First of all I'd like to say that I enjoyed reading your blog. I may not agree with it completely, but you make some interesting points.
On this particular subject though I am a bit confused. You use the words "bad" and "ashamed" in very similar ways. It seems to me that you are coming up with an argument to change vocabulary, but not change the meaning.
You say that someone should be ashamed of being naked. Then you say that this is a result of becoming aware of the possibility of sinning.
I would like to offer a counter argument. Native Americans living in warm areas didn't always wear clothing. Native African women didn't wear tops. Native Australian aborigines were also scantly clad. These people didn't feel shame until missionaries demanded that they should be covered and feel shame.
I offer you that idea that nudity is a cultural construction not a natural psychological state. The shame that you talk about is taught in the culture from the first year of life when the father demands that his daughter be covered or the mother feels her own culturally taught shame to instruct her children to be covered.
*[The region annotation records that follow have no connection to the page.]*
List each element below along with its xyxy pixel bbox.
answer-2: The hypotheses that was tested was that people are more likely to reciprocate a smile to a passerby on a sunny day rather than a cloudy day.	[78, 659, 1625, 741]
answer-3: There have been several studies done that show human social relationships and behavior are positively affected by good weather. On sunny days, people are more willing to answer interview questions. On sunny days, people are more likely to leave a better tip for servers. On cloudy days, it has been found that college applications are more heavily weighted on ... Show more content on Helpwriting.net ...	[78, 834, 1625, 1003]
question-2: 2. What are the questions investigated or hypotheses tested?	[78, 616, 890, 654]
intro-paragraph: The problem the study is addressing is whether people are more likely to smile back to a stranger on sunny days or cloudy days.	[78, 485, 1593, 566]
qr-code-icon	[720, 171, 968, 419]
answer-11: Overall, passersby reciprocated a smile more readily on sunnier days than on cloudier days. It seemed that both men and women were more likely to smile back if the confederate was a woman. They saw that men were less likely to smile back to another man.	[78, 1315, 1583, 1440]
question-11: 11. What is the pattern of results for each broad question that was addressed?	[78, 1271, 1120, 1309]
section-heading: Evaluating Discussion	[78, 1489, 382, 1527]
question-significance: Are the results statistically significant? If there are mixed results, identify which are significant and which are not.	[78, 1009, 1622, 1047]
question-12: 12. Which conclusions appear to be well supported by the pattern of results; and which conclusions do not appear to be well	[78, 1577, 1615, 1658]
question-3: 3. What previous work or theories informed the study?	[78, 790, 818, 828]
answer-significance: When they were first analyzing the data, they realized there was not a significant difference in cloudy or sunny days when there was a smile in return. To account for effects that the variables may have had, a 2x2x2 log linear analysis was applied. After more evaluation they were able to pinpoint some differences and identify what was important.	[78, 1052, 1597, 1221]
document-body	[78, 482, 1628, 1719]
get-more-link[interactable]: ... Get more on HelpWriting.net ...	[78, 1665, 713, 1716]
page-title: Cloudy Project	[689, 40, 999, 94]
From personal experience I don't feel shame when I go to a nude beach. However, back when I was a bit overweight I would be a bit more ashamed just going down to the pool in my bathing suit. Perhaps that would be because of my guilt from the sin of gluttony.
Thank you for your articulate and thoughtful response, Dr. Forbush. I don't think I used the terms "shameful" and "bad" interchangeably, though. By shame or embarrassment, I meant blushing and giggling, not any emotion related to disgust, like guilt.
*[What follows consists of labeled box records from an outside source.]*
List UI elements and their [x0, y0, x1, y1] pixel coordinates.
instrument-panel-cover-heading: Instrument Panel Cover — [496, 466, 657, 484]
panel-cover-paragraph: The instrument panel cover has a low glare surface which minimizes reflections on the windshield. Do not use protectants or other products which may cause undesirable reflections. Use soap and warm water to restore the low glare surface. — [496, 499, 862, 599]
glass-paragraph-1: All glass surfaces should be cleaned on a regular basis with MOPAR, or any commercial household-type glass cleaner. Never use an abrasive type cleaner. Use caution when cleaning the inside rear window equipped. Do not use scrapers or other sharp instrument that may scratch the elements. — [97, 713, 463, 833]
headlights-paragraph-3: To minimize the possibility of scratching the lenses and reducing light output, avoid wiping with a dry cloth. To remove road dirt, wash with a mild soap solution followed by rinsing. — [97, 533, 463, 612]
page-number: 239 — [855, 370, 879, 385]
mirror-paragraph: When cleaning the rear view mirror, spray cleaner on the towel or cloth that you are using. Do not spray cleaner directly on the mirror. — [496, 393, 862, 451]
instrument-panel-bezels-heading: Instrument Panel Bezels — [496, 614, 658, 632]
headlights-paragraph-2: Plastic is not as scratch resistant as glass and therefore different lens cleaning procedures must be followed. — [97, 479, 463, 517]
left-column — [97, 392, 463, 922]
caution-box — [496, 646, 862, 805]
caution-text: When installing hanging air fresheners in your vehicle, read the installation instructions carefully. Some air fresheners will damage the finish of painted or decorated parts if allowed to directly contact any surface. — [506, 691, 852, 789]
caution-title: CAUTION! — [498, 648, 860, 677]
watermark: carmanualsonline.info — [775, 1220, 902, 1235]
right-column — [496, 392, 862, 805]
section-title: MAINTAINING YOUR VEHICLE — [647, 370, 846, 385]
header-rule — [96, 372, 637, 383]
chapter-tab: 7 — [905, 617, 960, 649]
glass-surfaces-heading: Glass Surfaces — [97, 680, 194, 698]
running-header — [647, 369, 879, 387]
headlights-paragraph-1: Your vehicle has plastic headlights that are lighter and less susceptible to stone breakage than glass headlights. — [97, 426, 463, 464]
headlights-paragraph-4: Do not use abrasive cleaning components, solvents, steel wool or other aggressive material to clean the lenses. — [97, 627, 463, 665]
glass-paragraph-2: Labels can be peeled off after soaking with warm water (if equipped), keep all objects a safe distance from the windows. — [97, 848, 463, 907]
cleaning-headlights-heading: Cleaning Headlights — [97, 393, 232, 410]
As for the issue of social construction of nudity, I have two responses. First, there are often different mechanisms for fulfilling the same social need and shame at nudity is just one of them. Shame, as I suggesteed, prevents unwanted sexual attention and hides sexual stimulation. Cultures that wear less clothing tend to have very strong gazing prohibitions. Imagine the prohibition our culture has around looking down low-cut tops and multiply it by ten. Even at a nude beach, staring at someone's genitals and staring at someone's ear have different levels of acceptance. Also, cultures that have less clothing tend to use habituation to prevent the problem. That is, repeated exposure to sexual characteristics breaks down our attraction to these characteristics. I'm not sure this is a good thing; it seems like a form of surpression. So, there are mechanisms in place even in cultures with less clothing to protect against unwanted sexual attention and hide sexual stimulation. Clothing is just the most efficient and least surpressing of our own sexual reactions, which is why almost every culture uses it.
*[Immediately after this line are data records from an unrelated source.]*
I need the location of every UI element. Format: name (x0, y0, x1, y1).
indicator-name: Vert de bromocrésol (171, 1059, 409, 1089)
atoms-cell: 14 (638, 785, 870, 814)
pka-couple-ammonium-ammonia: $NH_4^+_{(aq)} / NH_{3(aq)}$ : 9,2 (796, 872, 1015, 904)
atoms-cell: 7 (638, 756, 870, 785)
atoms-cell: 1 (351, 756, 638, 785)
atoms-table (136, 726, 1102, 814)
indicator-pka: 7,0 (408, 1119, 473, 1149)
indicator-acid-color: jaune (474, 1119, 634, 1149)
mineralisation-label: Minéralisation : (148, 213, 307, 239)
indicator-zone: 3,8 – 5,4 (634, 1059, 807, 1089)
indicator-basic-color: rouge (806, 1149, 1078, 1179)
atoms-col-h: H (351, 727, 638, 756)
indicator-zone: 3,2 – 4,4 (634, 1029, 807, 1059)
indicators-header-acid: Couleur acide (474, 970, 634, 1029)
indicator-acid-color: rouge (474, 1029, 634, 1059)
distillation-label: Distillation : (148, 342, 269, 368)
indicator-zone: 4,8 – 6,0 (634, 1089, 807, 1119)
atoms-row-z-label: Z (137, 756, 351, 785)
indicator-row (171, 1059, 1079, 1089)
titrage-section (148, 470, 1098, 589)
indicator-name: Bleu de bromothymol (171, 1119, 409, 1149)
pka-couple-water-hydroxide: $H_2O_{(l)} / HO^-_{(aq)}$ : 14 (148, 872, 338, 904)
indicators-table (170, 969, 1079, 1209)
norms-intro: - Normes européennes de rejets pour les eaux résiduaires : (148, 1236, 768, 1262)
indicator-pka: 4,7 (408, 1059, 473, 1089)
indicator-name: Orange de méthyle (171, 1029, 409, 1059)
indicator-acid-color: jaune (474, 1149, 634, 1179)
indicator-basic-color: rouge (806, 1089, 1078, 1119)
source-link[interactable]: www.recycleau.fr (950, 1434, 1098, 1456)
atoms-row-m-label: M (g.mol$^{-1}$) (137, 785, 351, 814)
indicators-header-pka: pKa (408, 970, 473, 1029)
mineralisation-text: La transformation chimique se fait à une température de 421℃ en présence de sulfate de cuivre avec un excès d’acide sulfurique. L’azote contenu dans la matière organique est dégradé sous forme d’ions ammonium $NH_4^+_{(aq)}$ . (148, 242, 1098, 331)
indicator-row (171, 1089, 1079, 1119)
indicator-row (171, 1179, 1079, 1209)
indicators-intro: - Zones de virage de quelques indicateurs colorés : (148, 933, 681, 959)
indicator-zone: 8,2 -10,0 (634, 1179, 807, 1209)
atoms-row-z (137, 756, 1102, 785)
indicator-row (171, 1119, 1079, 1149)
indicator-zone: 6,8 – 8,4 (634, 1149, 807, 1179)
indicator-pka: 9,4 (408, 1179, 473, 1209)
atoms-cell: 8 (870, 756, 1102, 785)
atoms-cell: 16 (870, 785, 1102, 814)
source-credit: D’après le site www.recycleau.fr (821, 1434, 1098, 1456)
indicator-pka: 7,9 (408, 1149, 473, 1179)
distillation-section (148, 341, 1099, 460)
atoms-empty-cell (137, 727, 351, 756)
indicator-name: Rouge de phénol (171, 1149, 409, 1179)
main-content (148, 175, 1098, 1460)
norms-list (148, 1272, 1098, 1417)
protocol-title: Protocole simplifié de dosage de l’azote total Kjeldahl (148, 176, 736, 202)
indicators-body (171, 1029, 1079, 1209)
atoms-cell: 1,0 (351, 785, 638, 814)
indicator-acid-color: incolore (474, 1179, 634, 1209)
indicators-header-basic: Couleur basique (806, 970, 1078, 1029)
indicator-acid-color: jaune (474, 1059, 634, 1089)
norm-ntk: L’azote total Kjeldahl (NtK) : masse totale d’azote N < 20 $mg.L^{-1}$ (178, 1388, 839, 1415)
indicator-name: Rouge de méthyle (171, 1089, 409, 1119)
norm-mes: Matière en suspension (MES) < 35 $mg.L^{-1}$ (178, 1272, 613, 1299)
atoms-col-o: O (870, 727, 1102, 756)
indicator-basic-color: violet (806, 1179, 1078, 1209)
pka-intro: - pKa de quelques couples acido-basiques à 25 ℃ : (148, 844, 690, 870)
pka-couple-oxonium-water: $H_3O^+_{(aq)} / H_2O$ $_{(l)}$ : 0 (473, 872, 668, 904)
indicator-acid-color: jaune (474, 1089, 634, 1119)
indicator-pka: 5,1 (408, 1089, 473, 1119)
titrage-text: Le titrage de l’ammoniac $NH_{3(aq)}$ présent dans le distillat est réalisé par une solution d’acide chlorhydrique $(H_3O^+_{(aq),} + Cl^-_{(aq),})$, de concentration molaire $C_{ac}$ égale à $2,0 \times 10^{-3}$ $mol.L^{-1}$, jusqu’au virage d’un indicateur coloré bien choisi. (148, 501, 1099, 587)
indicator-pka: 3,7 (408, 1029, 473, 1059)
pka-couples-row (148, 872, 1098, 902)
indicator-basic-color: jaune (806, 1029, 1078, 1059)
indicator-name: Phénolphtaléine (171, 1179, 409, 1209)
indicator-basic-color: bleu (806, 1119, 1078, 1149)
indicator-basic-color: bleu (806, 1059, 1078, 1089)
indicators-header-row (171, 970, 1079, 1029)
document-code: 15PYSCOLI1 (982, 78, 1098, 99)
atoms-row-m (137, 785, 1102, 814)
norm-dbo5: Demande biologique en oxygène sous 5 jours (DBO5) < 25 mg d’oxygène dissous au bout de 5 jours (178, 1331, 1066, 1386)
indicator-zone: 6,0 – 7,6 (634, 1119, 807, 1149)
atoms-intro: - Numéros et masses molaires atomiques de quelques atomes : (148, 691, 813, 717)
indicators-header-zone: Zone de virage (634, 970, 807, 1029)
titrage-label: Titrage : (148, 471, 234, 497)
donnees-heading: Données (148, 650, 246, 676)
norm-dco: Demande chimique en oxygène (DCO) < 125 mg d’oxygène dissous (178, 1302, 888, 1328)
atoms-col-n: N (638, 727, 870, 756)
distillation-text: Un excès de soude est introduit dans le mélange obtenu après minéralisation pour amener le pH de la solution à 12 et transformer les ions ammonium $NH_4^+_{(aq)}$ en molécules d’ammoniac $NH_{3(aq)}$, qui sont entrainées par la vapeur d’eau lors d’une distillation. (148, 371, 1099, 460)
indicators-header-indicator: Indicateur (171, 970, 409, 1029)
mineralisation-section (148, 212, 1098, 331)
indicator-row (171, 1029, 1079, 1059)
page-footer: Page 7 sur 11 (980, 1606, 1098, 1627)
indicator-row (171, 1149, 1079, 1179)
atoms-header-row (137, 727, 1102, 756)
Second, variation in a mechanism does not mean that the mechanism itself is a mere social construction. There are different positions about what constitutes nudity in different cultures. I'd suggest there are two reasons for this. The first is warmth. In hot and especially humid cultures, the culture is making a real tradeoff between comfort and modesty. Often, those cultures will have some combination of clothing, gaze prohibitions and habituation depending on the circumstances. The second is that the language or semiotics of sexual enticement changes from culture to culture. In different cultures, different bodily parts as well as genitals will come to signify the other sex or sexual attractiveness. There's usually a limited set of these, buttocks, chests, ankles, hair and necks. This language of sexual enticement is very real and provides real sexual stimulation to members of the culture. As such, these characteristics as well tend to fall under the category of modesty.
Well, that was a long response. Thanks for the objection. It really got me thinking.